Yargıtay Kararı 15. Ceza Dairesi 2014/18745 E. 2015/27062 K. 17.06.2015 T.

YARGITAY KARARI
DAİRE : 15. Ceza Dairesi
ESAS NO : 2014/18745
KARAR NO : 2015/27062
KARAR TARİHİ : 17.06.2015

MAHKEMESİ :Asliye Ceza Mahkemesi
SUÇ : Mala zarar verme, tehdit
HÜKÜM : Mahkumiyet

Dosya incelenerek gereği düşünüldü;
1-Sanık hakkında mala zarar verme suçundan kurulan mahkumiyet hükmüne yönelik temyiz incelemesinde;
Hükmolunan cezaların miktar ve türüne göre karar tarihi itibariyle; 5320 sayılı Ceza Muhakemesi Kanununun Yürürlük ve Uygulama Şekli Hakkındaki Kanun’a, 6217 sayılı Yargı Hizmetlerinin Hızlandırılması Amacıyla Bazı Kanunlarda Değişiklik Yapılmasına Dair Kanun’un 26. maddesiyle eklenen geçici 2. maddesi uyarınca, doğrudan verilen 3.000 TL ve altında kalan adli para cezalarının temyizinin mümkün olmaması karşısında, sanığın temyiz isteminin 5320 sayılı Kanun’un 8/1. maddesi uyarınca uygulanması gereken 1412 sayılı CMUK’nın 317.maddesi gereğince REDDİNE,
2-Sanık hakkında tehdit suçundan kurulan mahkumiyet hükmüne yönelik temyiz incelemesinde;
Tehdit,bir kimsenin başkasını,kendisinin veya yakınının hayatına, vücut veya cinsel dokunulmazlığına yönelik bir saldırı gerçekleştireceğini veya malvarlığı itibarıyla büyük bir zarara uğratacağını veya sair bir kötülük edeceğini bildirmesidir. Bu suçta fail, ağır ve haksız bir zarara uğratılacağını mağdura bildirmektedir. Gerçekleşmesi failin iradesine bağlı olan ve gelecekte vuku bulacak bir kötülüğün, gerçekleşecek gibi gösterilmesidir. Tehdit mağdurun karar verme ve serbest hareket etme özgürlüğünü kısıtlamalı iç huzurunu bozmalı ve onu endişeye düşürmelidir. Mağdura yapılan tehdidin,onun iç huzurunu bozmaya,onda korku ve endişe yaratmaya elverişli olması gerekir. Failin tehdit fiilini bilerek ve isteyerek işlemesi,verileceği söylenen zararın haksız olması yeterlidir. Fiilde korkutuculuk, ürkütücülük, ciddiyet yoksa tehdit kastının varlığından bahsedilemez. Mağdur haksız bir zarara uğrayacağı endişesine kapılmamışsa, korkutuculuk oluşmamıştır. Tehdit suçunun, bahsedilen yasal unsurlarının gerçekleşip gerçekleşmediği olaysal olarak değerlendirilmeli, fail ile mağdurun içinde bulundukları ortam, söylenen sözler, söylenme nedeni ve söylendiği koşullar nazara alınmalıdır.

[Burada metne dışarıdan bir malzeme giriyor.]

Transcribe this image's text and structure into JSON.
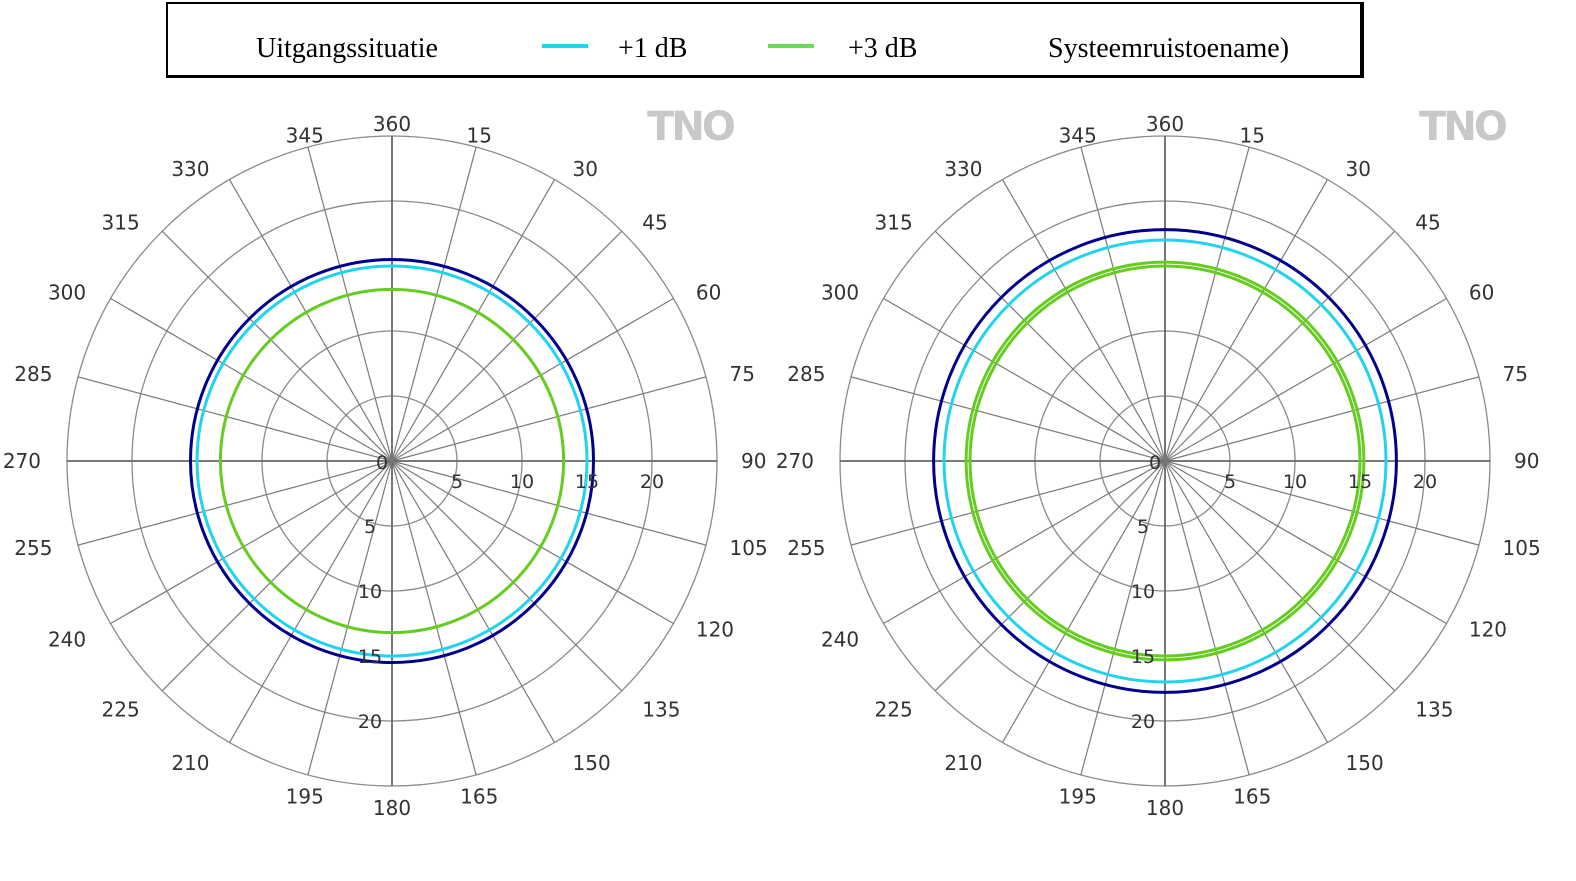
{
  "legend": {
    "items": [
      {
        "label": "Uitgangssituatie",
        "color": "#00008b",
        "swatch": false
      },
      {
        "label": "+1  dB",
        "color": "#22d3ee",
        "swatch": true
      },
      {
        "label": "+3  dB",
        "color": "#66dd55",
        "swatch": true
      },
      {
        "label": "Systeemruistoename)",
        "color": "#000000",
        "swatch": false
      }
    ]
  },
  "chart_data": [
    {
      "type": "polar",
      "logo": "TNO",
      "angle_ticks": [
        "360",
        "15",
        "30",
        "45",
        "60",
        "75",
        "90",
        "105",
        "120",
        "135",
        "150",
        "165",
        "180",
        "195",
        "210",
        "225",
        "240",
        "255",
        "270",
        "285",
        "300",
        "315",
        "330",
        "345"
      ],
      "angle_step_deg": 15,
      "radial_ticks": [
        0,
        5,
        10,
        15,
        20
      ],
      "radial_max": 25,
      "grid": true,
      "series": [
        {
          "name": "Uitgangssituatie",
          "color": "#00008b",
          "radius": 15.5
        },
        {
          "name": "+1  dB",
          "color": "#22d3ee",
          "radius": 15.0
        },
        {
          "name": "+3  dB",
          "color": "#66cc22",
          "radius": 13.2
        }
      ]
    },
    {
      "type": "polar",
      "logo": "TNO",
      "angle_ticks": [
        "360",
        "15",
        "30",
        "45",
        "60",
        "75",
        "90",
        "105",
        "120",
        "135",
        "150",
        "165",
        "180",
        "195",
        "210",
        "225",
        "240",
        "255",
        "270",
        "285",
        "300",
        "315",
        "330",
        "345"
      ],
      "angle_step_deg": 15,
      "radial_ticks": [
        0,
        5,
        10,
        15,
        20
      ],
      "radial_max": 25,
      "grid": true,
      "series": [
        {
          "name": "Uitgangssituatie",
          "color": "#00008b",
          "radius": 17.8
        },
        {
          "name": "+1  dB",
          "color": "#22d3ee",
          "radius": 17.0
        },
        {
          "name": "+3  dB",
          "color": "#66cc22",
          "radius": 15.3
        },
        {
          "name": "+3  dB",
          "color": "#66cc22",
          "radius": 15.0
        }
      ]
    }
  ]
}
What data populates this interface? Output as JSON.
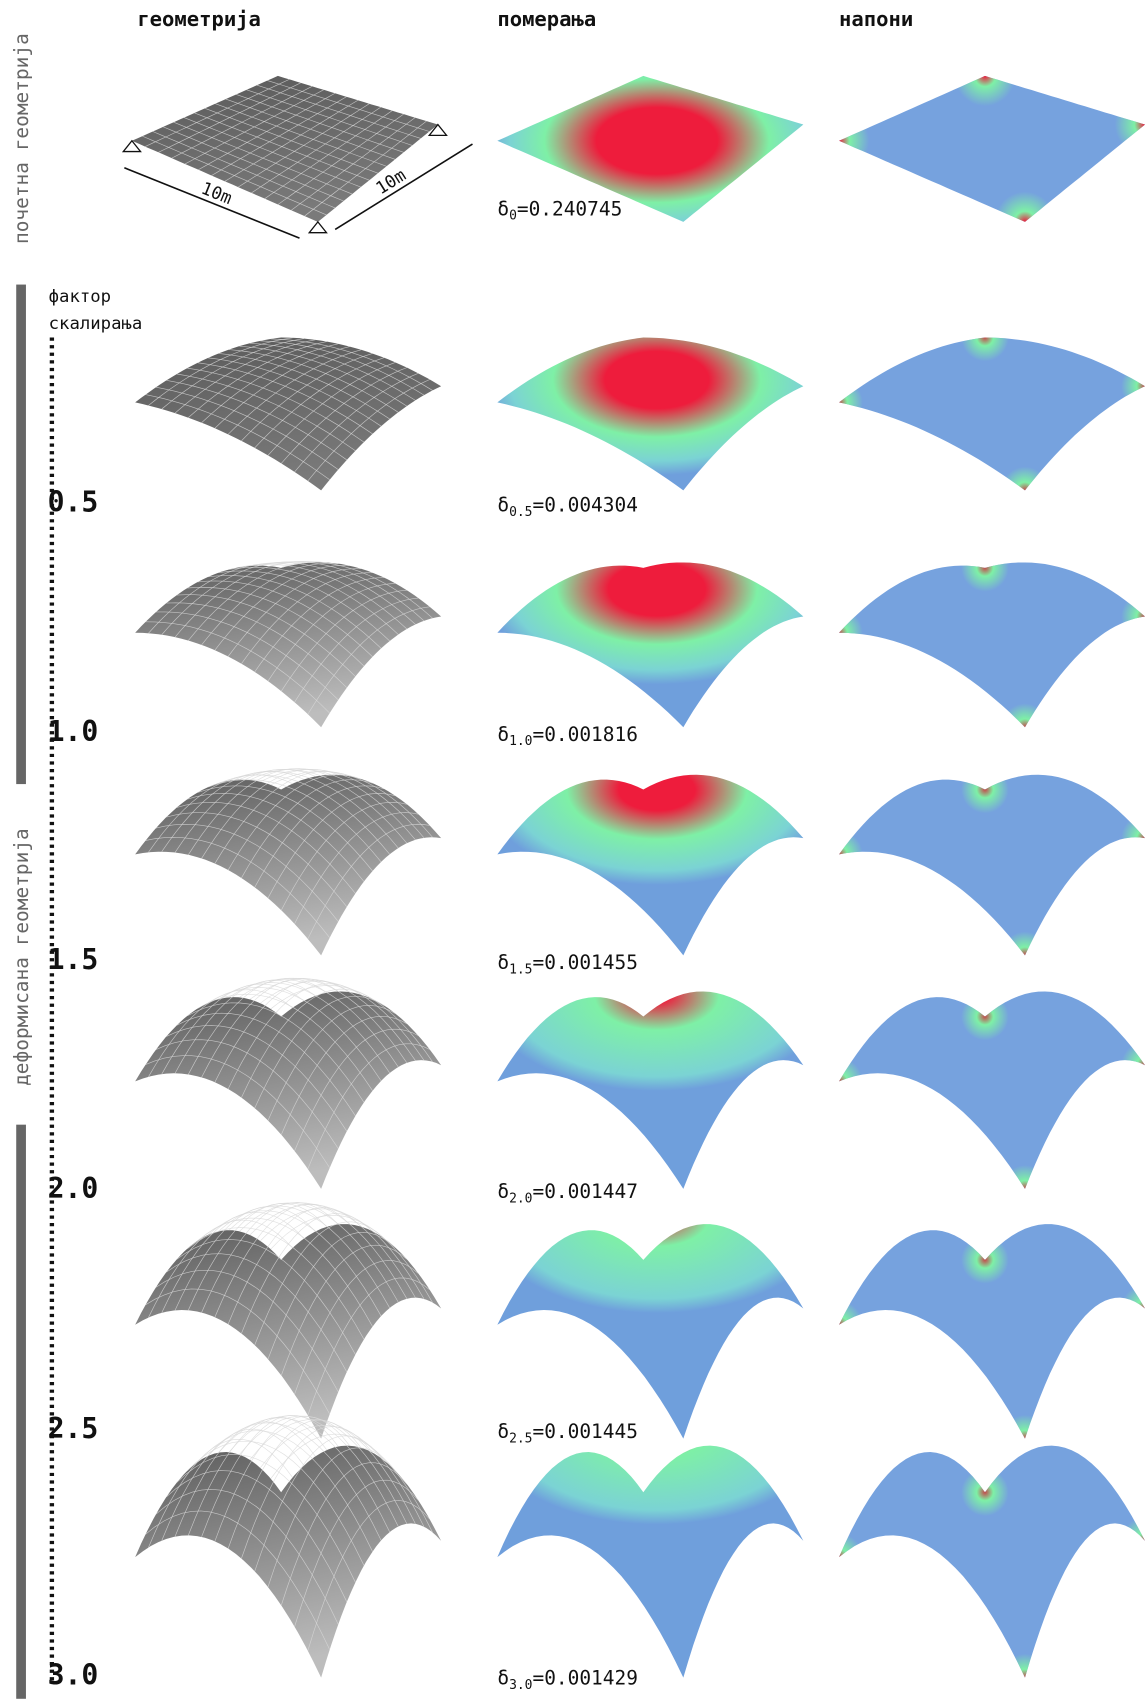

Sanığın alkollü birşekilde sokak ortasında katılana hitaben “Kadriye çık dışarıya seni öldüreceğim, gece evine girip sana tecavüz edeceğim” şeklinde sözler söylediği, böylece sanığın tehdit suçunu işlediğinin iddia edildiği olayda, şikayetçi beyanı, görgüye dayalı tanık beyanları ile tüm dosya kapsamına göre suçun sanık tarafından işlendiğine yönelik mahkemenin kabulünde bir isabetsizlik görülmemiştir.
Denetim süresi içerisinde kasten yeni bir suç işlediği anlaşılan sanık hakkındaki hükmün açıklanması ile yetinilmesi yerine, CMK’nın 231/11. maddesinin 2. cümlesinde tanımlanan hükme uymayacak biçimde, açıklanması geri bırakılan hükümdeki cezanın paraya çevrilmesine karar verilmesi ve 5271 sayılı CMK’nın 191/1. maddesine aykırı olarak iddianamenin kabulü kararı okunmadan duruşmanın açılıp sanığın sorgusunun yapılması aleyhe temyiz olmadığından bozma sebebi yapılmamıştır.
Yapılan yargılamaya, toplanıp karar yerinde gösterilen delillere, mahkemenin kovuşturma sonuçlarına uygun olarak oluşan kanaat ve takdirine, incelenen dosya kapsamına göre, sanığın temyiz itirazlarının reddiyle hükmün ONANMASINA, 17/06/2015 tarihinde oy birliğiyle karar verildi.